12. The method of claim 10 or 11, further having:

-lifting the clamping element (34) in order to release the clamped grinding wheel (11); and

-unloading the grinding wheel (11) by means of one or more pins (38) which, when the grinding wheel (11) is stuck on the clamping element (34), prevent the movement of the grinding wheel (11) when the clamping element (34) is lifted, so that the grinding wheel (11) is unloaded from the clamping element.

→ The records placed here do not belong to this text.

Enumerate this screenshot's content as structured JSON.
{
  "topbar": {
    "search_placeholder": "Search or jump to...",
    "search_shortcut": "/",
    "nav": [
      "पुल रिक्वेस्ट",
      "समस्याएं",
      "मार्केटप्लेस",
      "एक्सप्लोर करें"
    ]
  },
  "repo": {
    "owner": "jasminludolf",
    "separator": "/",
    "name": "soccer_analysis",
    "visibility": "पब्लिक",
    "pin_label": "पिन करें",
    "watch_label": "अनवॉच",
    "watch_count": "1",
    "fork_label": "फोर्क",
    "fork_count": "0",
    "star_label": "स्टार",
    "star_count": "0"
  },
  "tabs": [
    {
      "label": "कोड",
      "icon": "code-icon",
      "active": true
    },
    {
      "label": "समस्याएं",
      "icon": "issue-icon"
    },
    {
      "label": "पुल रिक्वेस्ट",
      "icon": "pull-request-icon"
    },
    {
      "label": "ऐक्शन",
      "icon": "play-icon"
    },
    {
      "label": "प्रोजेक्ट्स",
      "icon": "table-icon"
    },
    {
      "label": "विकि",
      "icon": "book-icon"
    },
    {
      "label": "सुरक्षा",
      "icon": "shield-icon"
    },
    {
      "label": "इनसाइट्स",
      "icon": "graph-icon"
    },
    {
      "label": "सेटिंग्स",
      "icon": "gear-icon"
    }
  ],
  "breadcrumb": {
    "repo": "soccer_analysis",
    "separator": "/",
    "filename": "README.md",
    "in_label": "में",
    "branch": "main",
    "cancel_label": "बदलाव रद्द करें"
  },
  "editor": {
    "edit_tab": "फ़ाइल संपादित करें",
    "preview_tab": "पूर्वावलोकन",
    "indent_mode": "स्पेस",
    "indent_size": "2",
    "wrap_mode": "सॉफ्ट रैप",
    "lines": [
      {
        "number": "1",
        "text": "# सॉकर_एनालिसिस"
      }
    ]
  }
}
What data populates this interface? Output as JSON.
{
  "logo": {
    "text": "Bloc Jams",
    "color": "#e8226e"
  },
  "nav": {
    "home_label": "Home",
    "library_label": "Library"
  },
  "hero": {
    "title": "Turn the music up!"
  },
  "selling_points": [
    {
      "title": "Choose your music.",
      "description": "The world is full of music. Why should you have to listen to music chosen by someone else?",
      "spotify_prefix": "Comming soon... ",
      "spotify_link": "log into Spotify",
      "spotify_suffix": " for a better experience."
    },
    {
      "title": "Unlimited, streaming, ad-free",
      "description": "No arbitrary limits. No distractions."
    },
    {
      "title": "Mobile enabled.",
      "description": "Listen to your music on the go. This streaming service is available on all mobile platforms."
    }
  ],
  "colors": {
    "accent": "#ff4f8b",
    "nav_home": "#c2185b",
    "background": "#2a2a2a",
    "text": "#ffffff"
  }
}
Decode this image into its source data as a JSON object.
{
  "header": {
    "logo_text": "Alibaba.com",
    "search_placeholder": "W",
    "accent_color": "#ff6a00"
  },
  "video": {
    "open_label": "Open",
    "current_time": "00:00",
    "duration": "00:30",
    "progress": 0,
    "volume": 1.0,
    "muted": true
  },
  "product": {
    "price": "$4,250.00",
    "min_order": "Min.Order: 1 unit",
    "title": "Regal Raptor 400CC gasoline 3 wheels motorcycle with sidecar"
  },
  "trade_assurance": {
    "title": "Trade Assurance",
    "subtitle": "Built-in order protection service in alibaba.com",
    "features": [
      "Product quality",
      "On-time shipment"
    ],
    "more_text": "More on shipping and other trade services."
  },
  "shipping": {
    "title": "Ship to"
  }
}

13. The method of claim 12, wherein the first and second light sources are selected from the group consisting of,

wherein the one or the plurality of pin members (38) are mounted on the housing of the dismounting device (30) such that the pin members enter one or more recesses (38') on the edge of the clamping element (34) when the clamping element is lifted.

14. The method of any one of claims 10 to 13,

wherein upon actuation of the trigger element (33), the movement of the pretensioned actuator (37) is released, such that the clamping element (34) is moved from the actuator (37) towards the support plate (35) and the grinding wheel (11) is clamped between the support plate (35) and the clamping element (34).

15. The method of any one of claims 10 to 14,

wherein one end of the trigger element (33) protrudes beyond the surface of the support plate (35) such that the grinding wheel actuates the trigger element (33) when the grinding wheel (11) is placed on the surface of the support plate (35) and pressed against it.

16. The method of claim 15, wherein the first and second light sources are selected from the group consisting of,

wherein the trigger element (33) is a locking pawl or a button.